To produce the report, researchers focused on interviews with leaders at six leading news organizations — The New York Times, The Guardian, and the BBC representing legacy media, and Vice, BuzzFeed and Quartz representing new media. Here are some of the more interesting facts about news standards from each organization:

The Guardian

In 2002, The Guardian became the first U.K. newspaper to publish its editorial code online. “It covers areas including attribution, corrections, privacy, and dealing with conflicts of interests,” Riordan writes. According to the report, compared with the BBC and The New York Times, The Guardian has been much more open to subjective, opinionated voices in its pages — for example, they hired blogger/advocate Glenn Greenwald. (That said, the paper ultimately had to get rid of onetime writer Julian Assange.) At The Guardian, reporting in blogs is verified and writers are also allowed to have a voice.

Quartz

While Quartz has public facing guidelines for editorial standards that include verification, the website doesn’t employ fact-checkers. Instead, they rely upon transparent, prominent corrections. “We try to encourage on social media and through the annotations on our site to get people to correct us if we get things wrong, and we try to be transparent about those corrections if they’ve happened,” says Quartz senior editor Gideon Litchfield. Reporters are supposed to be comfortable with telling their audience when they don’t know something, rather than trying to appear omniscient, the report says. Formats like “obsessions,” which imply constantly developing reporting, enhance this stance. Further, Quartz welcomes contributors with outside opinions, but says those articles are edited to site-wide standards.

The New York Times

According to the report, the Times is in a position of self-reflection on many of these issues. The paper is committed to impartiality, and is concerned about maintaining brand consistency. “We feel our fundamental journalistic standards should be the same across the board, regardless of the platform,” says managing editor for standards Philip Corbett. Also interesting: the Times has steered clear of creating any formal guidelines for how employees use social media out of the fear that rules and consequences would discourage journalists from using these platforms.

BuzzFeed

Obviously, given its provenance, BuzzFeed has an exceptional challenge when it comes to developing and convincing the world of its commitment to newsroom standards. The report highlights past mistakes with verification, and points out that the site didn’t have a style guide until 2014. BuzzFeed has found that the best way to deal with hoaxes is, as with digital native Quartz, to be aggressive with corrections.

The BBC

The world’s largest broadcast news organization has the strictest and clearest standards of almost any news outlet, which, according to the report, can make it hard for them to compete for audience attention. The report suggests this strictness can also create a damaging “false balance,” in which a commitment to impartiality can overwhelm a commitment to the truth. Inside the BBC there is division over the future of the organization and whether the broadcaster needs to be one of a handful of purely objective news outlets in the cacophonous digital age, or adapt to places like BuzzFeed in order to survive.

Vice

Vice says their style is determined by technology.
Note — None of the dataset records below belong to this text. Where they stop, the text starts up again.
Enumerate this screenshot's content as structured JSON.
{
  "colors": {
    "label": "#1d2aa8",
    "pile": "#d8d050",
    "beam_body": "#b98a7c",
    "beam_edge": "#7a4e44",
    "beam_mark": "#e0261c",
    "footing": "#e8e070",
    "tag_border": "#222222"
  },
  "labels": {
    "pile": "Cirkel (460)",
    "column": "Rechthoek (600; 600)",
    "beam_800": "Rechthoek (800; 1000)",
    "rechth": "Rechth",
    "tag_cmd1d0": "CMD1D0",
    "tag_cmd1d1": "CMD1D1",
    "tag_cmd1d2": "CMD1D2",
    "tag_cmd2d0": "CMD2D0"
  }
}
As platforms have become more open ended, it’s becoming increasingly possible to broadcast a wide swath of voices and opinions, unedited. Says Vice cofounder and CEO Shane Smith:

We definitely approach it from a documentary, film-making standpoint of ‘go there, press record and let the story unfold’, rather than the more traditional journalistic shoe-horning the story style. We have been accused of being subjective and yes we are subjective. It’s almost impossible to be objective when you’re going from New York into sub-Saharan Africa into a conflict and saying ‘well I am going to be completely objective’. I don’t think that’s possible.